Leveraging Language and Video Demonstrations for Robot Learning

Monday, September 27, 2021 - 11:30am to 12:30pm

Event Calendar Category


Speaker Name

Jeannette Bohg



Zoom meeting id


Join Zoom meeting



Humans have gradually developed language, mastered complex motor skills, created and utilized sophisticated tools. The act of conceptualization is fundamental to these abilities because it allows humans to mentally represent, summarize, and abstract diverse knowledge and skills. By means of abstraction, concepts that we learn from a limited number of examples can be extended to a potentially infinite set of new and unanticipated situations. Abstract concepts can also be more easily taught to others by demonstration.

I will present work that gives robots the ability to acquire a variety of manipulation concepts that act as mental representations of verbs in natural language instruction. We propose to use learning from human demonstrations of manipulation actions as recorded in large-scale video data sets that are annotated with natural language instructions. In extensive simulation experiments, we show that the policy learned in the proposed way can perform a large percentage of the 78 different manipulation tasks on which it was trained. We show that this multi-task policy generalizes over variations of the environment. We also show examples of successful generalization over novel but similar instructions.

I will also present work that enables a robot to sequence these newly acquired manipulation skills for long-horizon task planning. I will especially focus on work that grounds symbolic states in visual data to enable cloud loop task planning.
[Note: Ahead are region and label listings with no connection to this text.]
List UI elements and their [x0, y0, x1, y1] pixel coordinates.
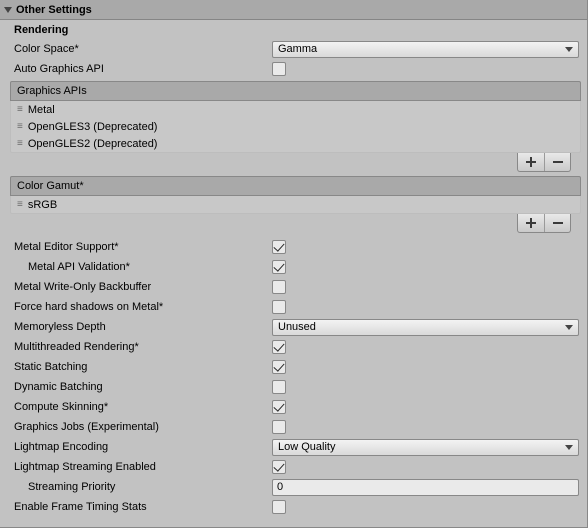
foldout-triangle-icon	[4, 7, 12, 13]
list-item-label: OpenGLES3 (Deprecated)	[28, 121, 158, 133]
label-static-batching: Static Batching	[14, 361, 272, 373]
row-multithreaded-rendering: Multithreaded Rendering*	[0, 337, 587, 357]
list-item[interactable]: ≡ Metal	[11, 101, 580, 118]
other-settings-panel: { "header": { "title": "Other Settings" …	[0, 0, 588, 528]
section-header-other-settings[interactable]: Other Settings	[0, 0, 587, 20]
label-multithreaded-rendering: Multithreaded Rendering*	[14, 341, 272, 353]
add-button[interactable]	[518, 153, 544, 171]
row-dynamic-batching: Dynamic Batching	[0, 377, 587, 397]
label-force-hard-shadows-on-metal: Force hard shadows on Metal*	[14, 301, 272, 313]
checkbox-metal-write-only-backbuffer[interactable]	[272, 280, 286, 294]
row-lightmap-streaming-enabled: Lightmap Streaming Enabled	[0, 457, 587, 477]
listbox-header-graphics-apis: Graphics APIs	[10, 81, 581, 101]
row-enable-frame-timing-stats: Enable Frame Timing Stats	[0, 497, 587, 517]
label-streaming-priority: Streaming Priority	[28, 481, 272, 493]
input-streaming-priority[interactable]	[272, 479, 579, 496]
listbox-title-graphics-apis: Graphics APIs	[17, 85, 87, 97]
listbox-body-color-gamut: ≡ sRGB	[10, 196, 581, 214]
add-button[interactable]	[518, 214, 544, 232]
row-metal-api-validation: Metal API Validation*	[0, 257, 587, 277]
row-metal-editor-support: Metal Editor Support*	[0, 237, 587, 257]
label-memoryless-depth: Memoryless Depth	[14, 321, 272, 333]
dropdown-lightmap-encoding[interactable]: Low Quality	[272, 439, 579, 456]
checkbox-enable-frame-timing-stats[interactable]	[272, 500, 286, 514]
label-lightmap-encoding: Lightmap Encoding	[14, 441, 272, 453]
row-metal-write-only-backbuffer: Metal Write-Only Backbuffer	[0, 277, 587, 297]
section-header-title: Other Settings	[16, 4, 92, 16]
row-memoryless-depth: Memoryless Depth Unused	[0, 317, 587, 337]
listbox-footer-graphics-apis	[10, 153, 581, 172]
checkbox-dynamic-batching[interactable]	[272, 380, 286, 394]
list-item[interactable]: ≡ OpenGLES2 (Deprecated)	[11, 135, 580, 152]
label-metal-api-validation: Metal API Validation*	[28, 261, 272, 273]
checkbox-auto-graphics-api[interactable]	[272, 62, 286, 76]
list-item-label: OpenGLES2 (Deprecated)	[28, 138, 158, 150]
label-metal-write-only-backbuffer: Metal Write-Only Backbuffer	[14, 281, 272, 293]
drag-handle-icon[interactable]: ≡	[17, 107, 22, 113]
list-item-label: sRGB	[28, 199, 57, 211]
list-item-label: Metal	[28, 104, 55, 116]
label-lightmap-streaming-enabled: Lightmap Streaming Enabled	[14, 461, 272, 473]
checkbox-compute-skinning[interactable]	[272, 400, 286, 414]
label-enable-frame-timing-stats: Enable Frame Timing Stats	[14, 501, 272, 513]
remove-button[interactable]	[544, 153, 570, 171]
list-item[interactable]: ≡ sRGB	[11, 196, 580, 213]
listbox-header-color-gamut: Color Gamut*	[10, 176, 581, 196]
minus-icon	[553, 157, 563, 167]
row-streaming-priority: Streaming Priority	[0, 477, 587, 497]
row-auto-graphics-api: Auto Graphics API	[0, 59, 587, 79]
minus-icon	[553, 218, 563, 228]
checkbox-multithreaded-rendering[interactable]	[272, 340, 286, 354]
checkbox-static-batching[interactable]	[272, 360, 286, 374]
label-metal-editor-support: Metal Editor Support*	[14, 241, 272, 253]
label-color-space: Color Space*	[14, 43, 272, 55]
drag-handle-icon[interactable]: ≡	[17, 124, 22, 130]
checkbox-graphics-jobs[interactable]	[272, 420, 286, 434]
listbox-footer-color-gamut	[10, 214, 581, 233]
plus-icon	[526, 157, 536, 167]
plus-icon	[526, 218, 536, 228]
listbox-body-graphics-apis: ≡ Metal ≡ OpenGLES3 (Deprecated) ≡ OpenG…	[10, 101, 581, 153]
dropdown-color-space[interactable]: Gamma	[272, 41, 579, 58]
listbox-title-color-gamut: Color Gamut*	[17, 180, 84, 192]
label-dynamic-batching: Dynamic Batching	[14, 381, 272, 393]
label-auto-graphics-api: Auto Graphics API	[14, 63, 272, 75]
label-compute-skinning: Compute Skinning*	[14, 401, 272, 413]
row-graphics-jobs: Graphics Jobs (Experimental)	[0, 417, 587, 437]
checkbox-lightmap-streaming-enabled[interactable]	[272, 460, 286, 474]
row-force-hard-shadows-on-metal: Force hard shadows on Metal*	[0, 297, 587, 317]
dropdown-memoryless-depth[interactable]: Unused	[272, 319, 579, 336]
label-graphics-jobs: Graphics Jobs (Experimental)	[14, 421, 272, 433]
row-lightmap-encoding: Lightmap Encoding Low Quality	[0, 437, 587, 457]
list-item[interactable]: ≡ OpenGLES3 (Deprecated)	[11, 118, 580, 135]
subsection-title-rendering: Rendering	[0, 20, 587, 39]
checkbox-metal-api-validation[interactable]	[272, 260, 286, 274]
checkbox-force-hard-shadows-on-metal[interactable]	[272, 300, 286, 314]
row-color-space: Color Space* Gamma	[0, 39, 587, 59]
remove-button[interactable]	[544, 214, 570, 232]
checkbox-metal-editor-support[interactable]	[272, 240, 286, 254]
drag-handle-icon[interactable]: ≡	[17, 202, 22, 208]
row-static-batching: Static Batching	[0, 357, 587, 377]
drag-handle-icon[interactable]: ≡	[17, 141, 22, 147]
row-compute-skinning: Compute Skinning*	[0, 397, 587, 417]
Jeannette Bohg is an Assistant Professor of Computer Science at Stanford University. She was a group leader at the Autonomous Motion Department (AMD) of the MPI for Intelligent Systems until September 2017. Before joining AMD in January 2012, Jeannette Bohg was a Ph.D. student at the Division of Robotics, Perception, and Learning (RPL) at KTH in Stockholm. In her thesis, she proposed novel methods towards multi-modal scene understanding for robotic grasping. She also studied at Chalmers in Gothenburg and at the Technical University in Dresden where she received her Master in Art and Technology and her Diploma in Computer Science, respectively. Her research focuses on perception and learning for autonomous robotic manipulation and grasping. She is specifically interested in developing methods that are goal-directed, real-time, and multi-modal such that they can provide meaningful feedback for execution and learning. Jeannette Bohg has received several Early Career and Best Paper awards, most notably the 2019 IEEE Robotics and Automation Society Early Career Award and the 2020 Robotics: Science and Systems Early Career Award.